Hospital-acquired infections such as MRSA cannot be fully eradicated from Irish hospitals, according to the Health Service Executive (HSE).
Dr Kevin Kelleher, director of population health with the HSE, said research suggested "between half and two-thirds of healthcare-acquired infections are inevitable because of the service we are providing and who we are providing it to".

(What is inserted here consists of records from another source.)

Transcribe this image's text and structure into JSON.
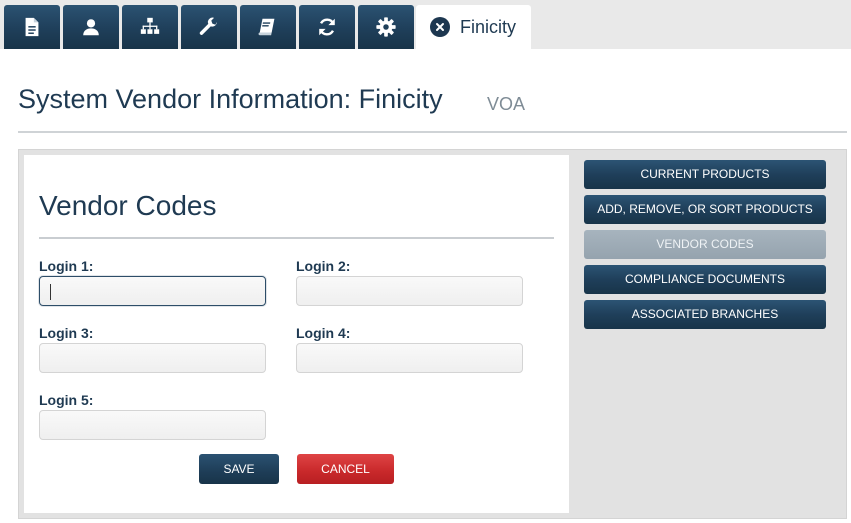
{
  "tabs": {
    "icons": [
      {
        "name": "document-icon"
      },
      {
        "name": "user-icon"
      },
      {
        "name": "org-chart-icon"
      },
      {
        "name": "wrench-icon"
      },
      {
        "name": "book-icon"
      },
      {
        "name": "refresh-icon"
      },
      {
        "name": "gear-icon"
      }
    ],
    "active_label": "Finicity",
    "active_icon": "close-icon"
  },
  "page": {
    "title": "System Vendor Information: Finicity",
    "subtitle": "VOA"
  },
  "form": {
    "section_title": "Vendor Codes",
    "fields": [
      {
        "label": "Login 1:",
        "value": ""
      },
      {
        "label": "Login 2:",
        "value": ""
      },
      {
        "label": "Login 3:",
        "value": ""
      },
      {
        "label": "Login 4:",
        "value": ""
      },
      {
        "label": "Login 5:",
        "value": ""
      }
    ],
    "save_label": "SAVE",
    "cancel_label": "CANCEL"
  },
  "side_nav": {
    "items": [
      {
        "label": "CURRENT PRODUCTS"
      },
      {
        "label": "ADD, REMOVE, OR SORT PRODUCTS"
      },
      {
        "label": "VENDOR CODES"
      },
      {
        "label": "COMPLIANCE DOCUMENTS"
      },
      {
        "label": "ASSOCIATED BRANCHES"
      }
    ],
    "active_item": "VENDOR CODES"
  },
  "colors": {
    "navy": "#1f3f5a",
    "active_nav": "#9eacb7",
    "cancel_red": "#c8282a",
    "panel_bg": "#e2e2e2"
  }
}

Currently one in every 20 patients (or around 5 per cent of patients) in Irish hospitals is estimated to have a hospital-associated infection at any given time.
Dr Kelleher said control measures should see hospital-acquired infection rates fall to "between 3 or 4 per cent" of the patient population, but they were unlikely to fall further.
Ireland's hospital-associated infection rate of 4.9 per cent compares with 8.2 per cent in English hospitals and 6.3 per cent in Wales, according to comparative research published last year. Dr Kelleher said it was likely current data underestimated the extent of such infections in Irish hospitals.
As part of its programme to deal with the issue, the HSE is recruiting 52 additional staff, including infection-control nurses and 20 antibiotic liaison pharmacists to help hospitals control infections.
These appointments have been delayed for several months due to the cap on healthcare recruitment.
Dr Kelleher said he hoped the recruitment of these staff would be complete by the summer.
MRSA is one of a number of antibiotic-resistant bacteria which can be life-threatening if it enters the bloodstream.
Although increasingly used as a generic term, MRSA accounts for about 10 per cent of all healthcare-acquired infections. In 2005 there were 592 MRSA infections in Irish hospitals. The number has been rising.
A second antibiotic-resistant superbug causing serious concern is Clostridium difficile. In 2005, more than 1,200 patients in Irish hospitals were diagnosed with Clostridium difficile. In severe forms it can lead to life-threatening complications.
Dr Robert Cunney, a consultant microbiologist at the Health Protection Surveillance Centre (HPSC), said the absence of a national surveillance system to monitor Clostridium difficile meant it was difficult to track infections and mutations.
Assessing the level of deaths caused by infections such as MRSA is difficult, not least because many patients contracting the infection are already seriously ill. The HSE says it does not have a figure for the number of deaths caused by such infections.
However, Dr Cunney said research of crude mortality data suggested patients with a severe MRSA infection were 15-30 per cent more likely to die. He stressed that many of those people "would have died as a result of their underlying illness".
"The contribution the antibiotic resistance bacteria makes to mortality is roughly two-fold," he said.
Last week a mutated strain of Clostridium difficile was identified in UK hospitals. Dr Cunney said a "handful" of infections from this strain of Clostridium difficile were identified in Irish hospitals last summer.
"We are not estimating it, because we don't have a system to measure these things," he said. "We don't have a reference laboratory that can provide the specialist test necessary to identify new strains."
To address this deficit, the HSE set up an expert advisory on Clostridium difficile late last year, chaired by a consultant microbiologist from the HPSC. This group will make recommendations on tackling Clostridium difficile.
Dr Cunney said healthcare- associated infections and antibiotic resistance could not be eradicated. "Only a third are preventable. It's a little like road traffic crashes. As long as you have roads and drivers, you'll have crashes.
"It's the same with healthcare- associated infections," he said.